Die Zwangsvollstreckung aus dem vor dem Arbeitsgericht Frankfurt am Main
geschlossenen Vergleich vom 05. Oktober 1988 - 14 BV 23/87 - wird für unzulässig
erklärt.
Die Rechtsbeschwerde wird zugelassen.
Gründe
I.
Die Beteiligten streiten um die Zulässigkeit der Zwangsvollstreckung aus einem
Vergleich.
Antragsteller und Beteiligter zu 1) ist der Arbeitgeber, Beteiligter zu 2) ist der für
den Betrieb des Beteiligten zu 1) gewählte Betriebsrat.
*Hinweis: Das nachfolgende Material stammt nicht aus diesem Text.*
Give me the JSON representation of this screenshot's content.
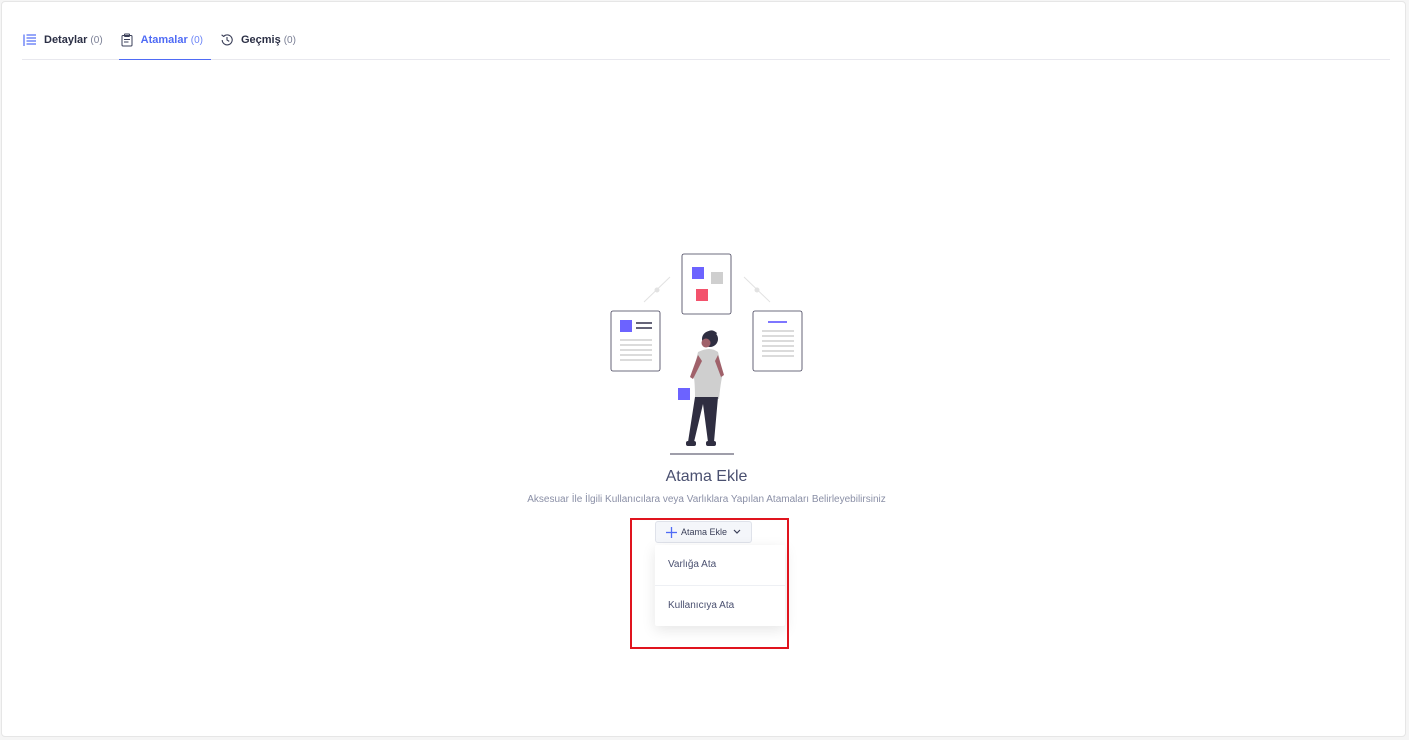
{
  "tabs": [
    {
      "label": "Detaylar",
      "count": "(0)",
      "icon": "list-icon",
      "active": false
    },
    {
      "label": "Atamalar",
      "count": "(0)",
      "icon": "assignment-clipboard-icon",
      "active": true
    },
    {
      "label": "Geçmiş",
      "count": "(0)",
      "icon": "history-clock-icon",
      "active": false
    }
  ],
  "empty_state": {
    "title": "Atama Ekle",
    "subtitle": "Aksesuar İle İlgili Kullanıcılara veya Varlıklara Yapılan Atamaları Belirleyebilirsiniz"
  },
  "add_dropdown": {
    "button_label": "Atama Ekle",
    "items": [
      "Varlığa Ata",
      "Kullanıcıya Ata"
    ]
  },
  "colors": {
    "accent": "#4f6bf5",
    "illustration_purple": "#6c63ff",
    "illustration_red": "#f3526c",
    "highlight_box": "#e0141e"
  }
}
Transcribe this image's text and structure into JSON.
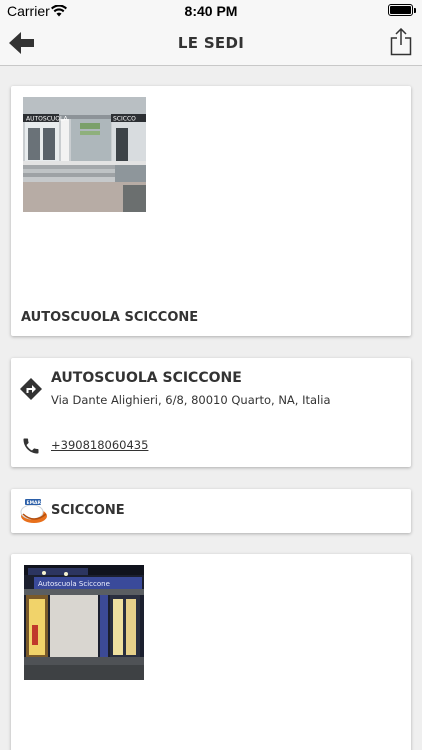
{
  "status_bar": {
    "carrier": "Carrier",
    "time": "8:40 PM",
    "wifi_icon": "wifi-icon",
    "battery_icon": "battery-icon"
  },
  "nav": {
    "title": "LE SEDI",
    "back_icon": "arrow-left-icon",
    "share_icon": "share-icon"
  },
  "location_card": {
    "caption": "AUTOSCUOLA SCICCONE",
    "photo_sign_left": "AUTOSCUOLA",
    "photo_sign_right": "SCICCO"
  },
  "contact_card": {
    "name": "AUTOSCUOLA SCICCONE",
    "address": "Via Dante Alighieri, 6/8, 80010 Quarto, NA, Italia",
    "phone": "+390818060435",
    "directions_icon": "directions-icon",
    "phone_icon": "phone-icon"
  },
  "brand_row": {
    "label": "SCICCONE",
    "logo_text": "EMAR"
  },
  "second_photo": {
    "sign_text": "Autoscuola Sciccone"
  },
  "colors": {
    "bar_bg": "#f7f7f7",
    "page_bg": "#efefef",
    "text": "#333333",
    "logo_orange": "#e8701c"
  }
}
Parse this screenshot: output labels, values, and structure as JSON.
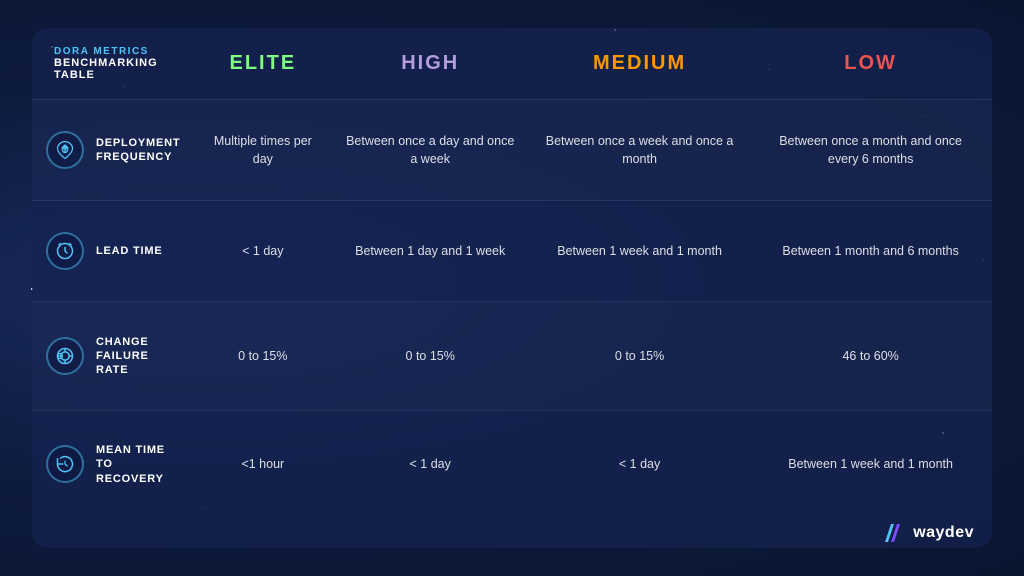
{
  "header": {
    "label_top": "DORA METRICS",
    "label_bottom": "BENCHMARKING TABLE",
    "elite": "ELITE",
    "high": "HIGH",
    "medium": "MEDIUM",
    "low": "LOW"
  },
  "rows": [
    {
      "id": "deployment-frequency",
      "icon": "deployment",
      "metric": [
        "DEPLOYMENT",
        "FREQUENCY"
      ],
      "elite": "Multiple times per day",
      "high": "Between once a day and once a week",
      "medium": "Between once a week and once a month",
      "low": "Between once a month and once every 6 months"
    },
    {
      "id": "lead-time",
      "icon": "clock",
      "metric": [
        "LEAD TIME"
      ],
      "elite": "< 1 day",
      "high": "Between 1 day and 1 week",
      "medium": "Between 1 week and 1 month",
      "low": "Between 1 month and 6 months"
    },
    {
      "id": "change-failure-rate",
      "icon": "target",
      "metric": [
        "CHANGE",
        "FAILURE RATE"
      ],
      "elite": "0 to 15%",
      "high": "0 to 15%",
      "medium": "0 to 15%",
      "low": "46 to 60%"
    },
    {
      "id": "mean-time-recovery",
      "icon": "recovery",
      "metric": [
        "MEAN TIME TO",
        "RECOVERY"
      ],
      "elite": "<1 hour",
      "high": "< 1 day",
      "medium": "< 1 day",
      "low": "Between 1 week and 1 month"
    }
  ],
  "logo": {
    "text": "waydev"
  },
  "colors": {
    "elite": "#7fff7f",
    "high": "#b39ddb",
    "medium": "#ff9800",
    "low": "#ef5350",
    "icon_stroke": "#4fc3f7"
  }
}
Die Beteiligten schlossen
am 5. Okt. 1988 vor dem Arbeitsgericht Frankfurt am Main zur Erledigung des
Beschlussverfahrens 14 BV 23/87 folgenden Vergleich:„1. Der Antragsgegner wird
den Antragsteller im Vorfeld personeller Maßnahmen, soweit es sich nicht um
Ersatzbeschäftigung handelt, so früh wie möglich, auf jeden Fall vor interner
Ausschreibung, über die geplante personelle Maßnahme unterrichten und sie mit
dem Antragsteller beraten.2. Mit diesem Vergleich ist das Verfahren erledigt.“
Der Betriebsrat ließ den Vergleich am 22. April 2005 förmlich zustellen. Der
Arbeitgeber teilte dem Betriebsrat durch Schreiben vom 19. Mai 2005 mit, er
kündige die Vereinbarung fristgerecht. Der Betriebsrat bestand darauf, dass die
Vereinbarung weiterhin Bestand habe.
Der Arbeitgeber ist der Ansicht gewesen, die im Vergleich getroffene Regelung
stelle eine freiwillige Betriebsvereinbarung dar. Die in § 77 Abs. 2 BetrVG
vorgeschriebene Schriftform werde durch die Protokollierung des gerichtlichen
Vergleiches ersetzt, §§ 126 Abs. 4, 127 a BGB. Es könne indessen dahinstehen, ob
der Vergleich materiellrechtlich eine freiwillige Betriebsvereinbarung oder
Regelungsabrede darstelle, da auch für Regelungsabreden die
Kündigungsmöglichkeit des § 77 Abs. 5 BetrVG gälte.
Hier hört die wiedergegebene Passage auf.